Abstract:Achieving precise target jumping with legged robots poses a significant challenge due to the long flight phase and the uncertainties inherent in contact dynamics and hardware. Forcefully attempting these agile motions on hardware could result in severe failures and potential damage. Motivated by these challenging problems, we propose an Iterative Learning Control (ILC) approach that aims to learn and refine jumping skills from easy to difficult, instead of directly learning these challenging tasks. We verify that learning from simplicity can enhance safety and target jumping accuracy over trials. Compared to other ILC approaches for legged locomotion, our method can tackle the problem of a long flight phase where control input is not available. In addition, our approach allows the robot to apply what it learns from a simple jumping task to accomplish more challenging tasks within a few trials directly in hardware, instead of learning from scratch.

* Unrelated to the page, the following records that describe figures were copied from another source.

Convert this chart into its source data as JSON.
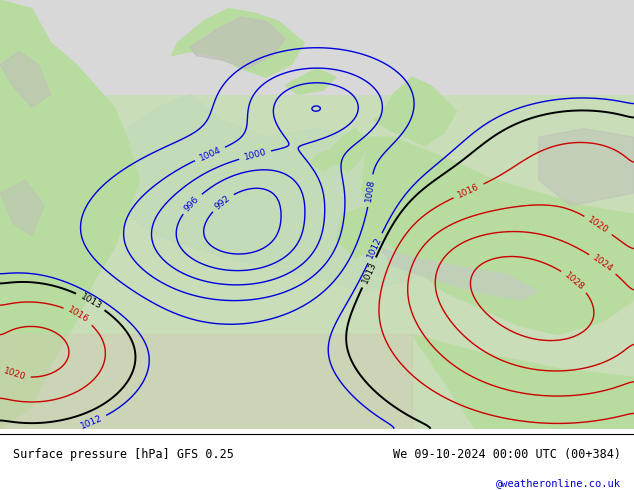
{
  "title_left": "Surface pressure [hPa] GFS 0.25",
  "title_right": "We 09-10-2024 00:00 UTC (00+384)",
  "credit": "@weatheronline.co.uk",
  "isobar_blue_color": "#0000dd",
  "isobar_black_color": "#000000",
  "isobar_red_color": "#cc0000",
  "ocean_color": "#d8e8d0",
  "land_green_color": "#b8dca0",
  "land_gray_color": "#c0c0b8",
  "arctic_color": "#d0d0d0",
  "footer_line_color": "#000000",
  "footer_bg": "#ffffff",
  "credit_color": "#0000cc"
}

We validate the method via extensive experiments in the A1 model and hardware for various jumping tasks. Starting from a small jump (e.g., a forward leap of 40cm), our learning approach empowers the robot to accomplish a variety of challenging targets, including jumping onto a 20cm high box, jumping to a greater distance of up to 60cm, as well as performing jumps while carrying an unknown payload of 2kg. Our framework can allow the robot to reach the desired position and orientation targets with approximate errors of 1cm and 1 degree within a few trials.